The Court previously held that a text message from the broker, signed with his name and incorporating an unsigned letter of intent, satisfied the Statute of Frauds. As part of its analysis, the Court reviewed the Massachusetts Uniform Electronic Transactions Act (G.L. c. 110G), which applies when parties have agreed to conduct transactions by electronic means. Under the Act, if a law requires a signature, an electronic one will suffice.
In this instance, the Court asked whether the seller gave decision-making authority to its broker. To answer this question, the Court examined the following: the seller’s actions; the broker’s understanding of his decision-making authority; prior dealings between the seller and broker; and communication and agreements between the seller and broker. Based on this investigation, the Court ruled the broker had no actual authority to bind the seller.

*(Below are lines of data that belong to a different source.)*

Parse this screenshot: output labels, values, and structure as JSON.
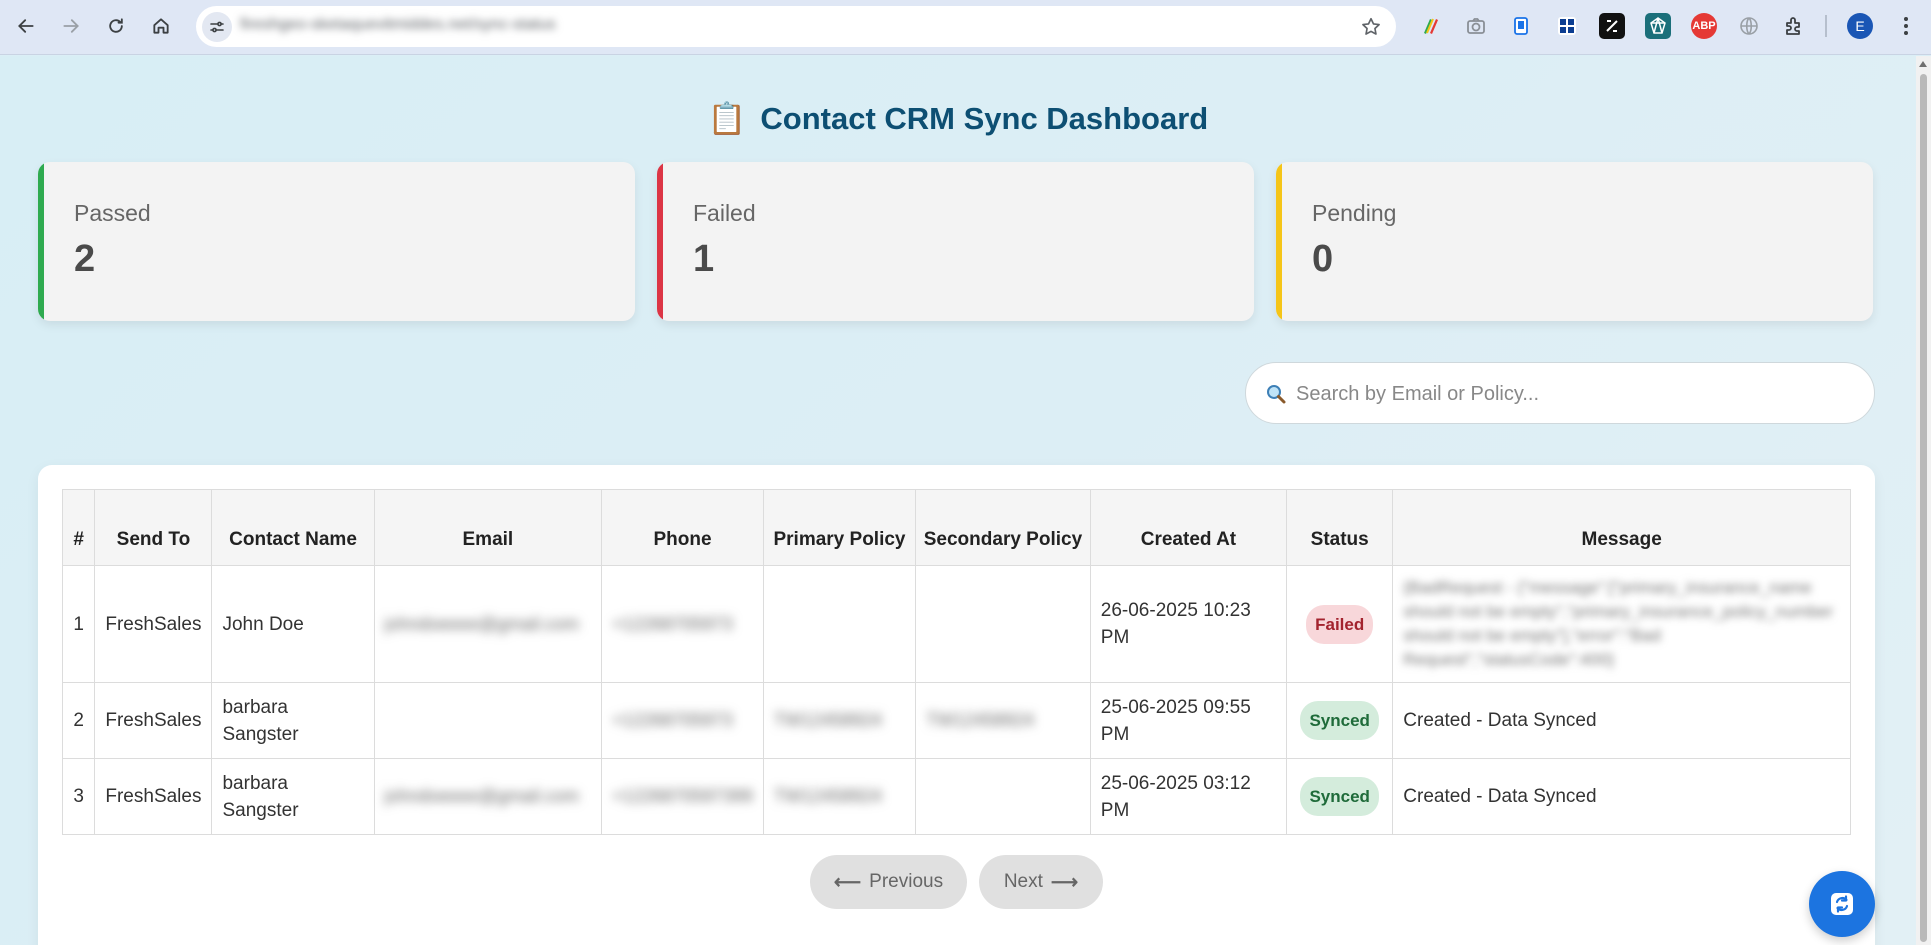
{
  "browser": {
    "url": "fireshgeo-sketaquevitmiddes.net/sync-status",
    "profile_initial": "E",
    "ext_abp_label": "ABP"
  },
  "page": {
    "title_icon": "📋",
    "title": "Contact CRM Sync Dashboard"
  },
  "stats": [
    {
      "label": "Passed",
      "value": "2",
      "color": "#2eaa4f"
    },
    {
      "label": "Failed",
      "value": "1",
      "color": "#dc3545"
    },
    {
      "label": "Pending",
      "value": "0",
      "color": "#f5c518"
    }
  ],
  "search": {
    "placeholder": "Search by Email or Policy..."
  },
  "table": {
    "headers": [
      "#",
      "Send To",
      "Contact Name",
      "Email",
      "Phone",
      "Primary Policy",
      "Secondary Policy",
      "Created At",
      "Status",
      "Message"
    ],
    "rows": [
      {
        "index": "1",
        "send_to": "FreshSales",
        "contact_name": "John Doe",
        "email": "johndoeeee@gmail.com",
        "phone": "+12268705973",
        "primary_policy": "",
        "secondary_policy": "",
        "created_at": "26-06-2025 10:23 PM",
        "status": "Failed",
        "message": "{BadRequest - {\"message\":[\"primary_insurance_name should not be empty\",\"primary_insurance_policy_number should not be empty\"],\"error\":\"Bad Request\",\"statusCode\":400}"
      },
      {
        "index": "2",
        "send_to": "FreshSales",
        "contact_name": "barbara Sangster",
        "email": "",
        "phone": "+12268705973",
        "primary_policy": "TW12458924",
        "secondary_policy": "TW12458924",
        "created_at": "25-06-2025 09:55 PM",
        "status": "Synced",
        "message": "Created - Data Synced"
      },
      {
        "index": "3",
        "send_to": "FreshSales",
        "contact_name": "barbara Sangster",
        "email": "johndoeeee@gmail.com",
        "phone": "+1226870597399",
        "primary_policy": "TW12458924",
        "secondary_policy": "",
        "created_at": "25-06-2025 03:12 PM",
        "status": "Synced",
        "message": "Created - Data Synced"
      }
    ]
  },
  "pagination": {
    "previous_label": "Previous",
    "next_label": "Next"
  }
}
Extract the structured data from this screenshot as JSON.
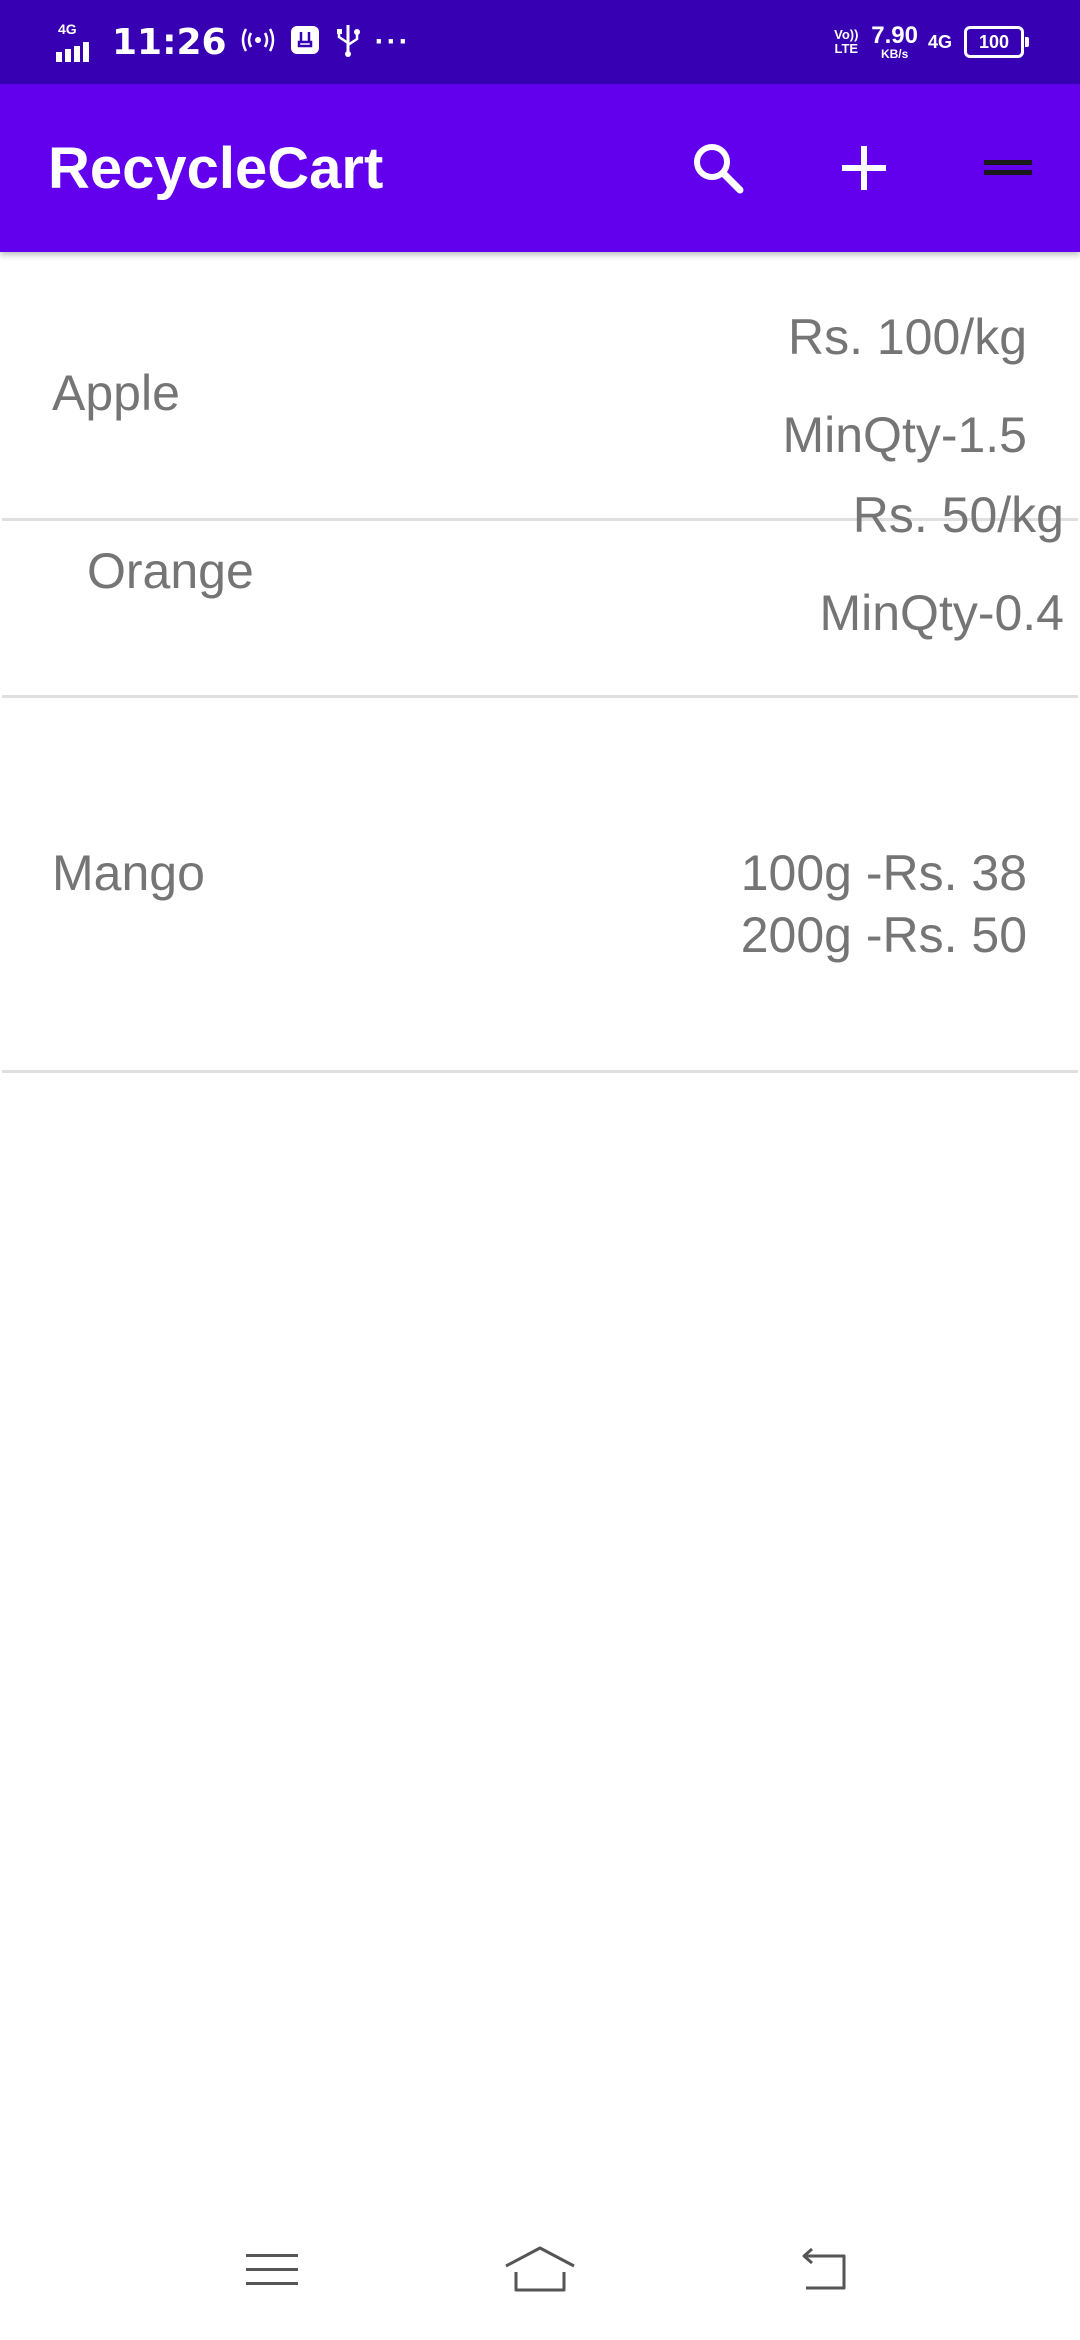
{
  "status_bar": {
    "network_left": "4G",
    "time": "11:26",
    "volte": "Vo)) LTE",
    "speed_value": "7.90",
    "speed_unit": "KB/s",
    "network_right": "4G",
    "battery": "100",
    "more": "···"
  },
  "app_bar": {
    "title": "RecycleCart",
    "actions": [
      {
        "name": "search",
        "icon": "search-icon"
      },
      {
        "name": "add",
        "icon": "plus-icon"
      },
      {
        "name": "menu",
        "icon": "menu-icon"
      }
    ]
  },
  "items": [
    {
      "name": "Apple",
      "price_line1": "Rs. 100/kg",
      "price_line2": "MinQty-1.5"
    },
    {
      "name": "Orange",
      "price_line1": "Rs. 50/kg",
      "price_line2": "MinQty-0.4"
    },
    {
      "name": "Mango",
      "price_line1": "100g -Rs. 38",
      "price_line2": "200g -Rs. 50"
    }
  ],
  "nav_bar": {
    "buttons": [
      {
        "name": "recents",
        "icon": "recents-icon"
      },
      {
        "name": "home",
        "icon": "home-icon"
      },
      {
        "name": "back",
        "icon": "back-icon"
      }
    ]
  },
  "colors": {
    "status_bar": "#3700b3",
    "app_bar": "#6200ee",
    "text_gray": "#757575",
    "divider": "#e0e0e0"
  }
}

The Court also rejected the buyer’s theory of implied authority. In doing so, the Court concluded that the seller made no express or implied manifestations of authority which the buyer could have relied upon; the buyer had no reasonable basis to assume the seller vested decision-making authority in the broker.
Despite the reversal in fortunes, this updated ruling does not alter the original takeaway: electronic communication may satisfy the requirements of the Statute of Frauds and create binding agreements. In this case the communication was just sent by the wrong person – a broker with no decision-making authority. As a result, continue to exercise caution when using electronic communication to negotiate real estate transactions.